Storage Store enzyme at 4˚C.
Stability Stable at least 12 months when stored properly. Several days exposure to ambient tempertures will not reduce activity.
Purity Endoglycosidase H is tested for contaminating protease as follows; 10 μg of denatured BSA is incubated for 24 hours at 37oC with 2 μL of enzyme. SDS-PAGE analysis of the treated BSA shows no evidence of degradation.
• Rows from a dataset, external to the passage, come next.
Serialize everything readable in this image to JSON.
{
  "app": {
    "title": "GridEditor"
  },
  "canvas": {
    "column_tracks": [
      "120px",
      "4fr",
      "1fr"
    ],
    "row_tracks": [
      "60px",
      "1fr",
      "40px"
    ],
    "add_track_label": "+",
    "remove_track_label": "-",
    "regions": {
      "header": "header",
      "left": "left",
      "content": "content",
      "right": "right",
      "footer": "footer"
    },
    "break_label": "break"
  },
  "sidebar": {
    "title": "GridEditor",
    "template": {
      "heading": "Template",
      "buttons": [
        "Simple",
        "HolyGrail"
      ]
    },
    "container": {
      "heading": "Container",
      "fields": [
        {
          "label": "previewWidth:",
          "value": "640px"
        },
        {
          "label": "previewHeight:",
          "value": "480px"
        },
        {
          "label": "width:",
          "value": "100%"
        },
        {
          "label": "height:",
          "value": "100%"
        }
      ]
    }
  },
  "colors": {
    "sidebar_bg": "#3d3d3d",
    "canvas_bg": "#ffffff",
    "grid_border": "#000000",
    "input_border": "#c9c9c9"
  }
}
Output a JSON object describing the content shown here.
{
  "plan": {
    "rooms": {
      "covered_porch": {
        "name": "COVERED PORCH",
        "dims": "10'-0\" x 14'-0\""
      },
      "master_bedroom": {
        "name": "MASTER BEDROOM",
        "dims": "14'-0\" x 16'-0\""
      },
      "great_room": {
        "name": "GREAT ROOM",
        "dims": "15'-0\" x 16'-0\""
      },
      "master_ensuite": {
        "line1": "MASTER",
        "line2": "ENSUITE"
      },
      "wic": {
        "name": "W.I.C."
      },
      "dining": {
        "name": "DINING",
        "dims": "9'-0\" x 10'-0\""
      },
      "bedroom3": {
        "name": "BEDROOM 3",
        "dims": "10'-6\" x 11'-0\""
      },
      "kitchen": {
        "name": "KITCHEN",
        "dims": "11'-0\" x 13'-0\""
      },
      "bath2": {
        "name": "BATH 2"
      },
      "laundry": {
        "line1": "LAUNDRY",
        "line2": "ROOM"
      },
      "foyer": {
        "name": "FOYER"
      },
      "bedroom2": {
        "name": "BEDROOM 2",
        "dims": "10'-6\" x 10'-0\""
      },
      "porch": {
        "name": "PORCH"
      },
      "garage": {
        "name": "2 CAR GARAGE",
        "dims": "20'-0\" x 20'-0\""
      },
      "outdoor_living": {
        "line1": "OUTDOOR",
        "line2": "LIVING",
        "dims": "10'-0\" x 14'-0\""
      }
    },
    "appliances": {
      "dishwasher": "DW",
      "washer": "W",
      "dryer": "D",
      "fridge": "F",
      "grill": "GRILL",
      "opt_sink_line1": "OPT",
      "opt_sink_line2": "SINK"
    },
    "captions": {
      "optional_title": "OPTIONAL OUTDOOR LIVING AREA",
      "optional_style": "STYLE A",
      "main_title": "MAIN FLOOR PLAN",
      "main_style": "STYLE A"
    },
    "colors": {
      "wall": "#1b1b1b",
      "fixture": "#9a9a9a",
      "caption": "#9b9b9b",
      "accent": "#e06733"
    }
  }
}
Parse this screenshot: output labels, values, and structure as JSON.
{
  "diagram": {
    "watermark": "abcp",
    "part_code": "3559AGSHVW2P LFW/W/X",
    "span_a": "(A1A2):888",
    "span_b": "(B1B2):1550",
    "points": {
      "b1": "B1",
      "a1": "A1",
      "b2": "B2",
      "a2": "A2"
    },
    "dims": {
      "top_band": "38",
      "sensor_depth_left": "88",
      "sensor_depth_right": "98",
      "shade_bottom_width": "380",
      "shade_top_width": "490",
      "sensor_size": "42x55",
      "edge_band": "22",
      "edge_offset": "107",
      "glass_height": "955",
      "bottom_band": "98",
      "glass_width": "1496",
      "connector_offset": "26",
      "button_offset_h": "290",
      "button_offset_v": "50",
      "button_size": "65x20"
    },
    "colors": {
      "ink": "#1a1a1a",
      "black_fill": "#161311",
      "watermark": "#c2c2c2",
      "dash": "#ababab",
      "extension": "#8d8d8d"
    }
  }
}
The production host strain has been extensively tested and does not produce any detectable glycosidases.
Endo H References
Robbins P. W., D. F. Wirth and C. J. Hering. Expression of the Streptomyces enzyme endoglycosidase H in Escherichia coli. Biol Chem 256:10640-10644 (1981).
Robbins P. W., R. B. Trimble, D. F. Wirth, C. Hering, F. Maley , G. F. Maley, R. Das, B. W. Gibson, N. Royal and K. Biemann. Primary structure of the Streptomyces enzyme endo-beta-N-acetylglucosaminidase H. J Biol Chem 259:7577-7583 (1984).
Trimble R. B., A. L. Tarentino , G. E Aumick and F. Maley. Endo-beta-N-acetylglucosaminidase L from Streptomyces plicatus. Methods Enzymol 83:603-610 (1982).
Trimble R. B. and F. Maley. Optimizing hydrolysis of N-linked high-mannose oligosaccharides by endo-beta-N-acetylglucosaminidase H. Anal Biochem 141:515-522 (1984).
Trimble R. B., R. J. Trumbly and F. Maley. Endo-beta-N-acetylglucosaminidase H from Streptomyces plicatus. Methods Enzymol 138:763-770 (1987).
Trumbly R. J., P. W. Robbins, M. Belfort, F. D. Ziegler, F. Maley and R. B. Trimble. Amplified expression of Streptomyces endo-beta-N-acetylglucosaminidase H in Escherichia coli and characterization of the enzyme product. J Biol Chem 260:5683-5690 (1985).